The people of West and Central Africa are young – nearly two-thirds haven’t yet celebrated their 24th birthday.
This young population gives us great hope. Its energy and commitment is exactly what we need to build a better future for everyone - but at the same time, it can cause us much fear.
Fear of what these young people are going to become or what choices they will make if they continue to be denied the skills, essential social services and opportunities they need to make the most of their abilities.
Today, young people aged 15 to 24 account for 60 percent of Africa’s unemployed and those who do manage to find work are often employed in the low-paid, often hazardous informal sector.
So many have grown up surrounded by poverty, inequality, conflict and instability, compounded by natural disasters or extreme weather events caused by climate change.
They have not received the education they deserve – about one third of adolescent girls are not in school – and they experience twice the adult unemployment rate.
This upbringing has had a profound effect on how they view their lives, leaving many feeling disillusioned and disenfranchised.
The failure to meet their needs has made them susceptible to radicalisation – or has led them to leave our region altogether, taking their talents and frustrations with them. This is a scenario we cannot afford to let escalate.
Young people are our future and our biggest asset – but only if we can find a way to make them stay to help build their countries. For this, we must make the right investments in their future.
Militant groups such as Boko Haram’s success in recruiting young Nigerians and others across the region show us there is no time to lose.
The group, and others such as MUJAO in Mali, has preyed on disaffection and vulnerability to draw young men and women from all kinds of backgrounds into their fold. Promising loans and money, they have made the most of economic inequalities to tempt them to join.
These groups also make inroads into communities by offering a different leadership to local, often absent, ineffective or corrupt government. In short, they identify all the factors that are frustrating our youngsters and use them to influence how they think.
But it is not too late. We can still draw our young people back if we offer the right choices.
We need to build their trust in governments so that they believe they are listened to and help and empower them to contribute to transforming their communities.
If we fail, they will continue to fall into the hands of radical groups or simply leave. The exodus of young people towards Europe and further afield shows just how desperate they have become. An estimated 80,000 of the people smuggled across the Mediterranean in the past two years have been from sub-Saharan Africa.
So we must find solutions. We must address the socio-cultural milieu that encourages harmful practices and provide girls and women with education so that they can live full and fulfilling lives and play a meaningful part in the development of their societies.
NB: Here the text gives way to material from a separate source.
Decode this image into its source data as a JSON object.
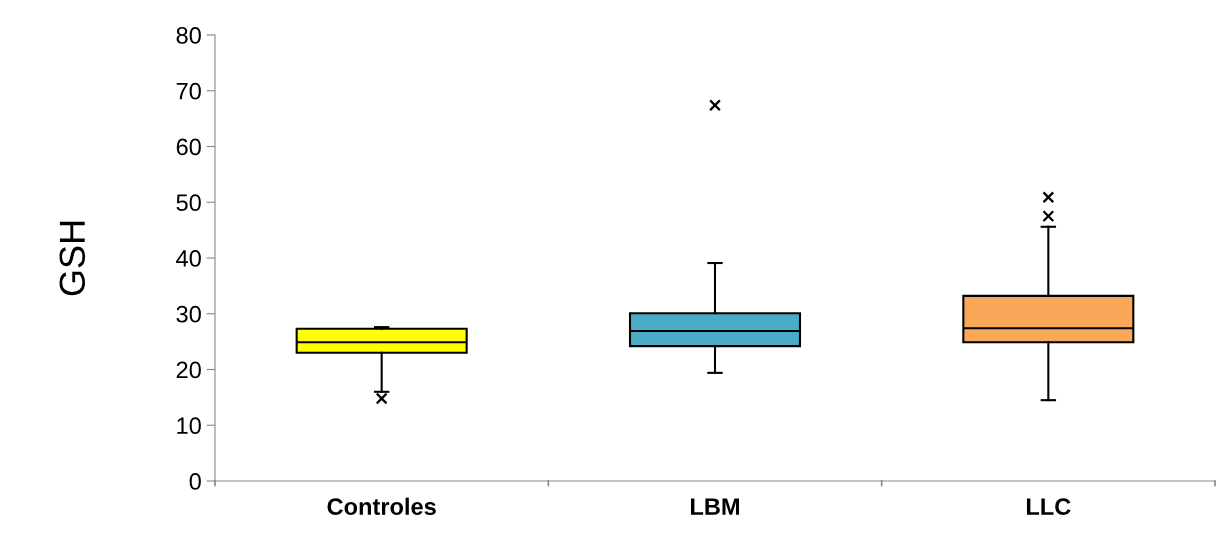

We need to find ways to bring young people and government together to rebuild trust and facilitate communication. And at a local level, community relations need to be strengthened so that the young talk to the old, keeping the lines of communication open, because those communities which have done so have been successful in protecting their youngsters from radicalisation.
We at UNFPA see investment in adolescents and youth as critical to our region’s future. We are working with governments across the Sahel, Manor River, Gulf of Guinea, Congo Basin and Lake Chad Basin to encourage the development of initiatives to help young people make the most of their and their families’ lives.
We are also supporting programmes that are reaching girls to protect them from harmful practices such as child marriage, early pregnancy, female genital mutilation and gender-based violence.
Last year, Burkina Faso launched a National Strategy to end Child Marriage followed this year by Ghana with its National Campaign to End Child Marriage.
Several countries have also passed national legislation against female genital mutilation, including Guinea Bissau, Nigeria and the Islamic Republic of the Gambia.
The African Union has also recognised the potential of our youth and has pledged to put adolescents and youth at the centre of its development agenda.
The Agenda 2063 which projects the “Africa We Want” by 2063 gives us a strong vision of our desired direction and a road map on harnessing the demographic dividend through targeted investments in our young people - to which UNFPA has contributed - will be considered at the ongoing AU summit in Kigali.
The demographic dividend will also be high on the agenda at the Heads of State and Government summits next year.
This all means progress but there is no time to waste. It has been ten years since the adoption of the African Youth Charter promising empowerment and development but 12 States have yet to sign up and out of 42 who signed, four have not ratified the charter. All young people in Africa, regardless of their geographic location, must be entitled to the full range of rights and aspirations enshrined in this Charter.
Because we will only stop this tide of radicalisation, keep our young people home and get the “Africa We Want” if we lower the fertility rate and address the weaknesses in our education and health services – especially for girls and women.
It will require strong, determined governance but the time is now because this commitment to look after our youth will pave the way to a healthier, more prosperous Africa, not just for them, but for everyone.
Mabingue Ngom is the UNFPA Regional Director for West and Central Africa.